What’s Blowing My Mind, 2013 Edition (Part 2)
As a veteran of the Gravity’s Rainbow and Against the Day Deathmarches, I wouldn’t say that I’ve suffered at Thomas Pynchon’s hands, necessarily, but I’ve certainly paid my dues. So it is with no small amount of caution that I approach a Pynchon book, and I did not undertake Vineland (1990) lightly. I’ve been pleasantly surprised: This book exhibits all of his features (wild creativity, clever references to culture high and low, and jaw-dropping flights of prose virtuosity) and none of his bugs (extreme difficulty and incomprehensibility).
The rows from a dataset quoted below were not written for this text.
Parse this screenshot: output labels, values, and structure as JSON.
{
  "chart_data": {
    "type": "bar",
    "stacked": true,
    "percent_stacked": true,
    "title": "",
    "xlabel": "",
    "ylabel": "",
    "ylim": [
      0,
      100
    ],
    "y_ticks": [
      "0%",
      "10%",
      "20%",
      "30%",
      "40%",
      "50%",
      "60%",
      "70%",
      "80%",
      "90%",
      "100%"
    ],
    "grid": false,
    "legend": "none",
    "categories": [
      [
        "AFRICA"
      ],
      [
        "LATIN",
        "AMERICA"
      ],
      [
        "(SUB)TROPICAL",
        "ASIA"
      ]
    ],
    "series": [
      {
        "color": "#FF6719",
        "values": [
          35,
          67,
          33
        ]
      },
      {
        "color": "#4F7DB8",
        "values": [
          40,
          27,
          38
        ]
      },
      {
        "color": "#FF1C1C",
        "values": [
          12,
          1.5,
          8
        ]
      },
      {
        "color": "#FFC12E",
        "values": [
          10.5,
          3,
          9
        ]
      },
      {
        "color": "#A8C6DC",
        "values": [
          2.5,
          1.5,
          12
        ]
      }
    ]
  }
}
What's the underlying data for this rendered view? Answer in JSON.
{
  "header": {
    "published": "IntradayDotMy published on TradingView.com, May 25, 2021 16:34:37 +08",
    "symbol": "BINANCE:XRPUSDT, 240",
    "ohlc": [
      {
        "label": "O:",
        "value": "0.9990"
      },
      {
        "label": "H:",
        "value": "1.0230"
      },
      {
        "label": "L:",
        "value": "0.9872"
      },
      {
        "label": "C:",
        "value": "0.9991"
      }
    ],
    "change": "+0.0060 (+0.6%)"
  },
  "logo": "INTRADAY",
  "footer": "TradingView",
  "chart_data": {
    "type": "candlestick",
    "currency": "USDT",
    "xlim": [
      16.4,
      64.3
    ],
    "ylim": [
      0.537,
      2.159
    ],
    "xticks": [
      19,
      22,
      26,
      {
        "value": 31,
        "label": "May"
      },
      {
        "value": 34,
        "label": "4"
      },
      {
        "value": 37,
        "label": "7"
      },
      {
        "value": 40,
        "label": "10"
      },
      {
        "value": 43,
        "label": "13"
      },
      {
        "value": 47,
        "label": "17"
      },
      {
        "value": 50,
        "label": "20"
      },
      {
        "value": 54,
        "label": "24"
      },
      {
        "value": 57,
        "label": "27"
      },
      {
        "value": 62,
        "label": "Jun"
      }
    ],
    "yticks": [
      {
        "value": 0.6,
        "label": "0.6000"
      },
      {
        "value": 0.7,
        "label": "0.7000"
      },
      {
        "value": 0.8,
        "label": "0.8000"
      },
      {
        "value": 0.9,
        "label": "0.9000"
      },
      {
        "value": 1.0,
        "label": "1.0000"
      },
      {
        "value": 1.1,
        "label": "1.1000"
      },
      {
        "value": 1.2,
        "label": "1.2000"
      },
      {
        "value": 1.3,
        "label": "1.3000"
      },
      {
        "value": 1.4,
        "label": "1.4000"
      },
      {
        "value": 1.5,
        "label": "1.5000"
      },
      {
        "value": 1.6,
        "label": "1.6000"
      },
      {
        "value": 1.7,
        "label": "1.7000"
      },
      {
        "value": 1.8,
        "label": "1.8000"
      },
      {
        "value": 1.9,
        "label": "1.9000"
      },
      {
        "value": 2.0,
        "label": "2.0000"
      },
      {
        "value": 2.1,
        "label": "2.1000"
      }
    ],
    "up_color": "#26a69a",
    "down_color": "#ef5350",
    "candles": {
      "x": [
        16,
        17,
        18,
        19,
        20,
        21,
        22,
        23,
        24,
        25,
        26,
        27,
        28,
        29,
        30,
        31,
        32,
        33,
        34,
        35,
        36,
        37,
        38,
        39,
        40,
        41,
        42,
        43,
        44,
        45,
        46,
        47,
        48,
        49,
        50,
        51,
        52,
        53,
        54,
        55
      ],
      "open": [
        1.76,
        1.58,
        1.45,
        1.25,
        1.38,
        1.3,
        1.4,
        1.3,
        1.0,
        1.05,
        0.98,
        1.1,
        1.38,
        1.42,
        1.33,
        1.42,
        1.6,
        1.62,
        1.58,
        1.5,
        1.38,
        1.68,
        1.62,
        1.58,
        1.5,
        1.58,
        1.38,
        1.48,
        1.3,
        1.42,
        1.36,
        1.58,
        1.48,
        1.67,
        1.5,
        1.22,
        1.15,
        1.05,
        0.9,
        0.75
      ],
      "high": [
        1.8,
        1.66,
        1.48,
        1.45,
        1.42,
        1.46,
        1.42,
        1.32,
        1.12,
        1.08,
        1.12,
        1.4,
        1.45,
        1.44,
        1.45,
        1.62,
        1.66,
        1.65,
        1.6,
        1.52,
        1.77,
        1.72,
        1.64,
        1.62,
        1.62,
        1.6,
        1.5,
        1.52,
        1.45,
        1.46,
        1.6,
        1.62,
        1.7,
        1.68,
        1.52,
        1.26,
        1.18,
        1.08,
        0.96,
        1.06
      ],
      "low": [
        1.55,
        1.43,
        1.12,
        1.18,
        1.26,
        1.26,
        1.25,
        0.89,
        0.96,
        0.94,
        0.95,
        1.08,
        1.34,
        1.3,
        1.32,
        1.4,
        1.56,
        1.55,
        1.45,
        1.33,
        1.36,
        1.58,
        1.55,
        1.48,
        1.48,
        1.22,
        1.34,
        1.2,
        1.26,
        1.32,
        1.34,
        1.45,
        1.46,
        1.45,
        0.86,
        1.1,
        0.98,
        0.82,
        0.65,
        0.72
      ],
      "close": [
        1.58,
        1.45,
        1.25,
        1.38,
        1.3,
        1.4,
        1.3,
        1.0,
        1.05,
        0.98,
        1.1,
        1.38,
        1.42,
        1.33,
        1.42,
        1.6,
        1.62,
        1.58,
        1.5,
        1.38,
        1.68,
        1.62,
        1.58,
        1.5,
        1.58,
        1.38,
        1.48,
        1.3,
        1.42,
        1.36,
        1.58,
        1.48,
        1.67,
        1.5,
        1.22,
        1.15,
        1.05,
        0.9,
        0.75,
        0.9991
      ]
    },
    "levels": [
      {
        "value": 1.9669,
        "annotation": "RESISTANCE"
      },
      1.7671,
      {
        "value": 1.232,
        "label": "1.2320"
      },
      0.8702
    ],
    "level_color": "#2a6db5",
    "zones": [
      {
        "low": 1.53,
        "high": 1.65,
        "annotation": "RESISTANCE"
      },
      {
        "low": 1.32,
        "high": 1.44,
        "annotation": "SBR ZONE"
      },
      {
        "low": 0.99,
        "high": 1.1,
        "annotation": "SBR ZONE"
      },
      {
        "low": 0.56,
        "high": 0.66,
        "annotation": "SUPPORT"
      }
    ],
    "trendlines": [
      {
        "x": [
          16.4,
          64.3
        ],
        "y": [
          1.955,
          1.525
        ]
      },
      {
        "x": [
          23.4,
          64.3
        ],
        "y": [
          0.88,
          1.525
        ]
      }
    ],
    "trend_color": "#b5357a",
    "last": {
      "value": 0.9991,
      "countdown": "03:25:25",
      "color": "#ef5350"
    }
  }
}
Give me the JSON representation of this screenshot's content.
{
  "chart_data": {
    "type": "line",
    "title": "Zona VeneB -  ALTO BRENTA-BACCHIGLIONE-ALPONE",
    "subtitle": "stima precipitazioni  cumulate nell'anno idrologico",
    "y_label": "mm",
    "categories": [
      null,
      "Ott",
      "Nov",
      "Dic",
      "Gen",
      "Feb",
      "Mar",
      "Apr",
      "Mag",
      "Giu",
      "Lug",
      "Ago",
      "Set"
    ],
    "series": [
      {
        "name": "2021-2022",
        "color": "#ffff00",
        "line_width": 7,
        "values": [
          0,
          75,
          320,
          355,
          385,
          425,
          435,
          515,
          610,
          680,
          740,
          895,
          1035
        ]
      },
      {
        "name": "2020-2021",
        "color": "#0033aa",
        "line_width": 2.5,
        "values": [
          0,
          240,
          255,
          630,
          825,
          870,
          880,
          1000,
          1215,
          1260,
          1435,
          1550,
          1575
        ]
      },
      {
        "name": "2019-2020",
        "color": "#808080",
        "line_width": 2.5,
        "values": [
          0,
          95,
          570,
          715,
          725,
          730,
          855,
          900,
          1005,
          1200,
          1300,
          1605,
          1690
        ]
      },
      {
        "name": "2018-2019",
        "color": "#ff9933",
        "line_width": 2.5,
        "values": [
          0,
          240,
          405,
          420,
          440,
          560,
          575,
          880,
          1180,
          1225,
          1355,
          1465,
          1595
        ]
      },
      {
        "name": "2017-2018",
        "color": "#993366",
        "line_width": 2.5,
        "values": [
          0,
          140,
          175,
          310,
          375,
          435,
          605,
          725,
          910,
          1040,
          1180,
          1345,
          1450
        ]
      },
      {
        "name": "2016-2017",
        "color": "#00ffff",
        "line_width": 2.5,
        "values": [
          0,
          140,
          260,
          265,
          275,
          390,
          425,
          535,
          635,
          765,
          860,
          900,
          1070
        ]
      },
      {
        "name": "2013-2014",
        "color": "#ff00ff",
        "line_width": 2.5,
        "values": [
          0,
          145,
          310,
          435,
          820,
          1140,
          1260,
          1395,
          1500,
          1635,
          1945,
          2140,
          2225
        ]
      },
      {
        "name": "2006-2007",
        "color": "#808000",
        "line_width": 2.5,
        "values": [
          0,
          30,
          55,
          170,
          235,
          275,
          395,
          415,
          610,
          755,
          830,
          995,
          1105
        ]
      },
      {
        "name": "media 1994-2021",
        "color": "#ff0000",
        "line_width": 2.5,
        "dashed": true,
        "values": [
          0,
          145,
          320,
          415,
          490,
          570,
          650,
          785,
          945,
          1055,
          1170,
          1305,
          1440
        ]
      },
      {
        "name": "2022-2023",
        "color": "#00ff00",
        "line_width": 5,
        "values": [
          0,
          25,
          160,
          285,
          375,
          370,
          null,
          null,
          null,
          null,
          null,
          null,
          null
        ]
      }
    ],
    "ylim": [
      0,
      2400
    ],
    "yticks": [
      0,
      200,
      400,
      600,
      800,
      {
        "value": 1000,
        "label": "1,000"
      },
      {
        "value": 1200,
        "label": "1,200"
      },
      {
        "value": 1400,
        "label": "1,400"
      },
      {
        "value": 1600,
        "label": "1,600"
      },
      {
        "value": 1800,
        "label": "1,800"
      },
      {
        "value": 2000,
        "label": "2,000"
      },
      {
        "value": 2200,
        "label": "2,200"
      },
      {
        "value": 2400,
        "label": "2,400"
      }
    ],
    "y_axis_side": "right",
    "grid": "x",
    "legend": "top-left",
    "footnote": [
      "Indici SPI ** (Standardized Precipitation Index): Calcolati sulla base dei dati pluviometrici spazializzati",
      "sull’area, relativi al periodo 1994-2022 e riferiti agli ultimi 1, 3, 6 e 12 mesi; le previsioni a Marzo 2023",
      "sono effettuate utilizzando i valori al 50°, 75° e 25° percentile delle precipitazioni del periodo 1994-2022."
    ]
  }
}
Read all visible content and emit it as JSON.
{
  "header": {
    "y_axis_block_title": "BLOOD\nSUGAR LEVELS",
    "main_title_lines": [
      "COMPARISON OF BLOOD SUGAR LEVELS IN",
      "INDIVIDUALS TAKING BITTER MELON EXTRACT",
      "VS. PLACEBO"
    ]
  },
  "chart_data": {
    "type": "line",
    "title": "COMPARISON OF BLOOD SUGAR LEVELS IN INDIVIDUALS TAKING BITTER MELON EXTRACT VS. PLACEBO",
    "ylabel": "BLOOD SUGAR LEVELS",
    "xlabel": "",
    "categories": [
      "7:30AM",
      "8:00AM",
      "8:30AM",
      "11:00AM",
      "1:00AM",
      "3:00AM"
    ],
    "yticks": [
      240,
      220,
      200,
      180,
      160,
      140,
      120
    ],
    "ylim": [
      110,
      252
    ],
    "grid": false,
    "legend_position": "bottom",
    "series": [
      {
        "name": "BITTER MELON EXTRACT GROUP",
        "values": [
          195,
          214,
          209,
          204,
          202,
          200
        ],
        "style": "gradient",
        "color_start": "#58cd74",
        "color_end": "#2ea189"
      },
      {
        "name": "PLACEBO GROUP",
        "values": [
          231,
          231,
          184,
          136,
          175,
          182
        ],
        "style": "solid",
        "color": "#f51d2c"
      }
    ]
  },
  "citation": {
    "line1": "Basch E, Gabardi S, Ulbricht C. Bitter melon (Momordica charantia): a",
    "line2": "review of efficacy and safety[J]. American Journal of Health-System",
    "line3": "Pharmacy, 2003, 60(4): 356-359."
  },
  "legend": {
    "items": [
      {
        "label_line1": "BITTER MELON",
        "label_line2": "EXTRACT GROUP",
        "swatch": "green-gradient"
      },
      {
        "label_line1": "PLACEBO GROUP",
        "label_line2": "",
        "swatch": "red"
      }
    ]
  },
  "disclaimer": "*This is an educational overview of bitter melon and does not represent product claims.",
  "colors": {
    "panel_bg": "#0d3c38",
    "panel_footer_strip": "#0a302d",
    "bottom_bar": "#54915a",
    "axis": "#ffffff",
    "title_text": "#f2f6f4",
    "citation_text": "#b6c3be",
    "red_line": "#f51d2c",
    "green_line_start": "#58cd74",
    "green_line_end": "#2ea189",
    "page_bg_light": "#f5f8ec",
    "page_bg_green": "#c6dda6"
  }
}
Which is not to say that Vineland is an easy read, but it is a pleasurable one — I find myself actually looking forward to picking up the book, in contrast to GR and AtD, which sometimes inspired dread. I still need to be careful, though, because like Hunter Thompson and David Foster Wallace, Tommy the Pynch (as I like to call him) has a prose style that gets under your skin. After reading him for awhile you find yourself trying to write like him — producing sentences that go on and on, with all kinds of dependent clauses, and saying to yourself, “Well, why shouldn’t I just cram it all in there…what could possibly be the harm?” and the next thing you know you’ve got yourself out on a ledge in the middle of some torrential hailstorm of words that you don’t know how to stop — and you have to take a deep breath and remind yourself that Pynchon is after all a genius, some say our greatest living writer, and that mere mortals should think twice before attempting this sort of thing.